On this day in history in 1556, died Thomas Cranmer

Cranmer was a priest and politician who brought Protestantism to England, and was burnt at the stake for his beliefs.  

Cranmer was born on 2nd July 1489, in Aslockton, near Nottingham, the son of the Thomas and Agnes Cranmer, of the minor gentry. He was educated at Jesus College, Cambridge and became a fellow of the college in 1510. In 1515, Cranmer married the niece of the landlady at the Dolphin Tavern, and was summarily expelled from the college for breaking the rule that fellows must remain celibate. In 1519, his wife, Joan, sadly died in childbirth, but her unfortunate demise allowed Cranmer to be readmitted to Jesus College. Cranmer went on to become a Doctor of Divinity and took Holy Orders in 1523.  

In 1529, a plague forced Cranmer to leave Cambridge and reside in Essex, where he attracted the attention of Henry VIII, who was staying nearby. The king found Cranmer an eager advocate for Henry’s desired divorce from Catherine of Aragon, and he was appointed as a researcher. Together with John Foxe, Cranmer compiled Collectanea Satis Copiosa (The satisfactory and abundant collection), giving Henry an academic case for a break with the pope. In 1532, Cranmer was appointed ambassador to the Holy Roman Emperor Charles V. In Nuremberg, he came into contact with the Lutheran scholar Andreas Osiander, who apparently converted him to Lutheran thinking. Later that year, Cranmer married Osiander’s relative, Margarete, against the rules of the Catholic Church.  

In January 1533, the king’s mistress, Anne Boleyn, became pregnant, and a divorce from his present wife became urgent. Henry and Anne married secretly, while Henry appointed Cranmer as Archbishop of Canterbury, in the hope that he would find a solution to the problem. Cranmer declared the marriage of Henry to Catherine of Aragon void, and stated that Anne Boleyn was his lawful wife. Cranmer used his position to instigate reforms that would eventually bring about the Reformation in England. He advocated the Dissolution of the Monasteries, and received several former church properties himself.  
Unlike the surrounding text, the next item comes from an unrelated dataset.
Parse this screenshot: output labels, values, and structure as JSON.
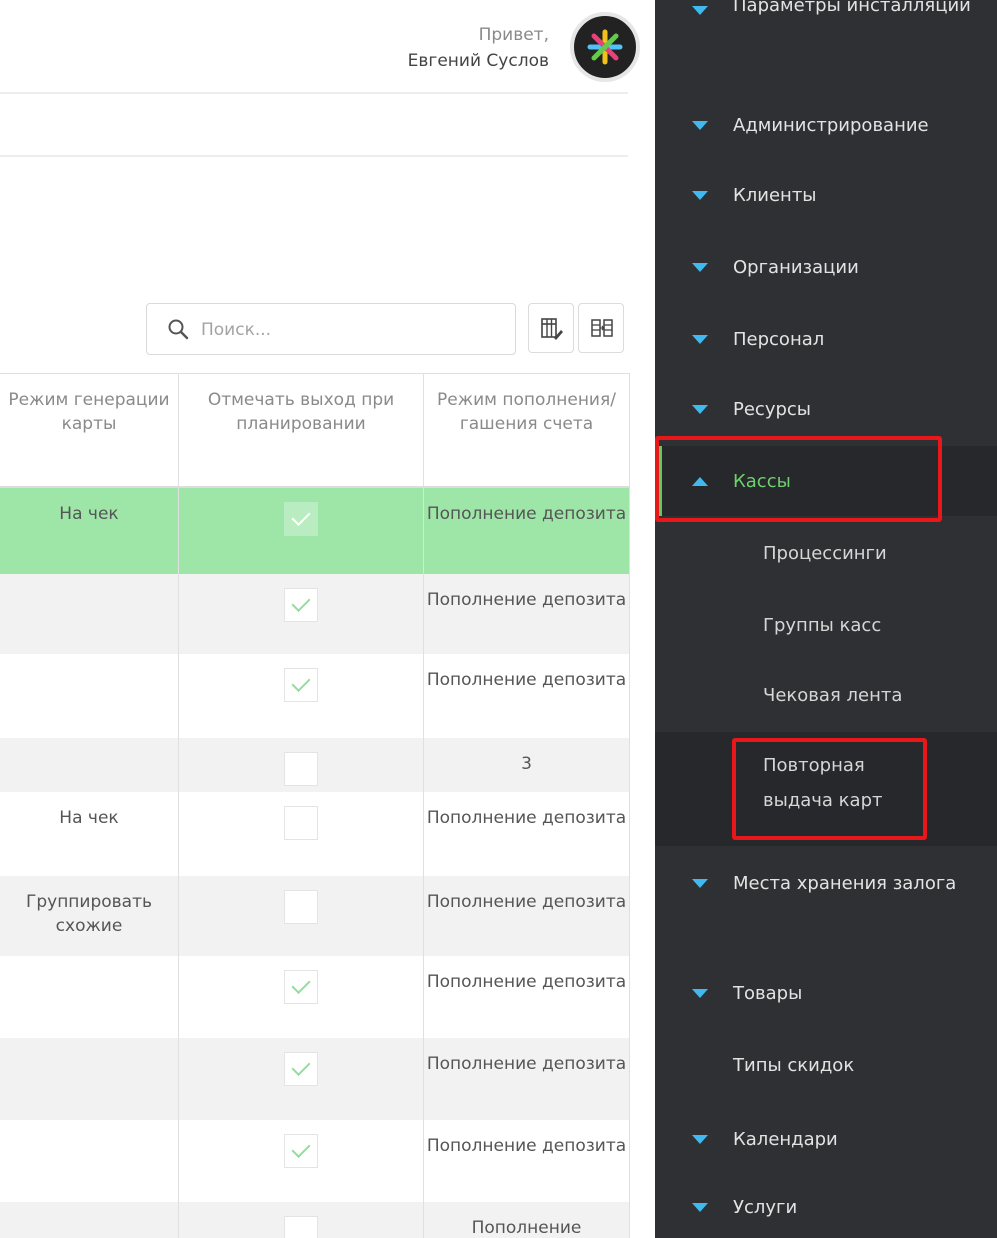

When Henry died in 1547, Cranmer was the natural advisor to his son and successor, Edward VI, who succeeded to the throne, aged nine years. With a young boy on the throne, Cranmer could do what he pleased in religious matters. He produced The Book of Common Prayer, an English language liturgy, with a Protestant character, toning down sacrificial elements and removing prayers for the dead. The current Book of Common Prayer  of the Church of England dates from 1662, but is based on Cranmer’s original work. He also encouraged the destruction of images and, concerned about the need for Protestant preaching, wrote the first Book of Homilies. Within three years Cranmer had brought about a Protestant Reformation.    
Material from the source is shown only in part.